Rezension für die Stuttgarter Nachrichten und die Eßlinger Zeitung vom 19. Juli. Die Premiere fand statt am 16. Juli 2010.
eduarda - 19. Jul, 08:18
"Napoleon Raskolnikow im Schnee" frei nach Fjodor Dostojewskis Roman im Stuttgarter Theater Rampe
Stuttgart – Beim Verlassen des Stuttgarter Theaters Rampe pfiff man ausgerechnet Bachs gefühliges "Erbarme dich, mein Gott" aus der Matthäus-Passion vor sich hin. Aber nicht in schwermütiger Stimmung, die die Thematik des Theaterabends eigentlich in einem hätte hinterlassen müssen, sondern eher in fröhlicher. Grund dafür war wohl die Leichtigkeit, mit der sich das freie Ensemble TART-Produktion auf der Bühne seines Kooperationspartners, des Stuttgarter Theaters Rampe, an den schwergewichtigen Roman "Verbrechen und Strafe" (früher bekannt als "Schuld und Sühne") von Fjodor Dostojewski herangewagt hatte.
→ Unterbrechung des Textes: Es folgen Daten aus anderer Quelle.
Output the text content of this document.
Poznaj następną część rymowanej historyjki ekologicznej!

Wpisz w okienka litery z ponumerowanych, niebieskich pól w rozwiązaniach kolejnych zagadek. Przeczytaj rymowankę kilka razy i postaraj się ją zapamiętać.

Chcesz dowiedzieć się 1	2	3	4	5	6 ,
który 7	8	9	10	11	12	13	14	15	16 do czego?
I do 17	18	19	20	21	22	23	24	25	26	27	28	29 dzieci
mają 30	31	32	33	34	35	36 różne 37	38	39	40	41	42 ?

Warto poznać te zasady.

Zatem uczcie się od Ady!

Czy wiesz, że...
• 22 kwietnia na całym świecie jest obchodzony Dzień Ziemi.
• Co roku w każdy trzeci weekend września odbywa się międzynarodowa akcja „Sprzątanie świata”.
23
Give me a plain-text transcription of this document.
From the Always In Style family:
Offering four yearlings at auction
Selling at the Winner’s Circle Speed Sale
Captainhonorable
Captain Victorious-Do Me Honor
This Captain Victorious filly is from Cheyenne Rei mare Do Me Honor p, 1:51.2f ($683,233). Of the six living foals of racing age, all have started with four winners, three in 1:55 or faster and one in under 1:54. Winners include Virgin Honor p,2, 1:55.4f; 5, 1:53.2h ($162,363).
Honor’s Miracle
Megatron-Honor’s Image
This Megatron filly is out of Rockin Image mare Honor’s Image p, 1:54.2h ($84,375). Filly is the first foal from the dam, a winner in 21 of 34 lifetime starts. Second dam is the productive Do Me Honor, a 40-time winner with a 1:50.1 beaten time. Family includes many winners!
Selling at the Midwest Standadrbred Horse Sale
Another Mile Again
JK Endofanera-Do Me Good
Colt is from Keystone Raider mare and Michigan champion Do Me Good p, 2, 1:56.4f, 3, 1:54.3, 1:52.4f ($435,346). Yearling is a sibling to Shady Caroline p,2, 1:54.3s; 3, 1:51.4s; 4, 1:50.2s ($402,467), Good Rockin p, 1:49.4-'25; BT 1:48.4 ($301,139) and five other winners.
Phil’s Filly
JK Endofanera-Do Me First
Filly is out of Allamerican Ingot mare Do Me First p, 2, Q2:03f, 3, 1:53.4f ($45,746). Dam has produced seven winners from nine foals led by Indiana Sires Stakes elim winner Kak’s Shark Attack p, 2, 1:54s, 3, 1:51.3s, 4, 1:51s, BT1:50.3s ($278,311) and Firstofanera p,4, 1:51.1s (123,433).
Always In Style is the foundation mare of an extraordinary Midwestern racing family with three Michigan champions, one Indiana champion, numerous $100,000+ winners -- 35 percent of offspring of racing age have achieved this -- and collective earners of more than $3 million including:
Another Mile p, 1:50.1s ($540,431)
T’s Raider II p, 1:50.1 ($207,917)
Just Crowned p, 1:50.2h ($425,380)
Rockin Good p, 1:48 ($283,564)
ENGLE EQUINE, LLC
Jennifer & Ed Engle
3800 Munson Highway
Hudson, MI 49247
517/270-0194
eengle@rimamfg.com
Den voluminösen Roman, mit dem man sich monatelang beschäftigen kann, hat man auf gut 75 Theaterminuten zusammenschnurren lassen. Die Bühnenfassung "Napoleon Raskolnikow im Schnee" von Bernhard M. Eusterschulte und Rebecca Mühlich bietet eine Art Bewusstseinsstrom aus Textfragmenten und Motiven des Romans und aktualisierten Umformulierungen. Zentrum ist das Ich Raskolnikows, des Protagonisten des Romans: Ein größenwahnsinniger, hochintelligenter, armer Jurastudent, der aus Habgier im Dienste des gesellschaftlichen Aufstiegs zum Doppelmörder wird: Er haut der Pfandleiherin Aljona Iwanowa ein Beil in den Kopf, und auch deren zufällig auftauchende Schwester muss dran glauben. Raskolnikows Rechtfertigung: Der Zweck heiligt die Mittel, wie im Falle Napoleons und anderer großer Männer. "Was bedeutet auf der großen Waage das Leben dieser bösen Alten? Doch kaum mehr als das Leben einer Laus, einer Küchenschabe und noch weniger", denkt er.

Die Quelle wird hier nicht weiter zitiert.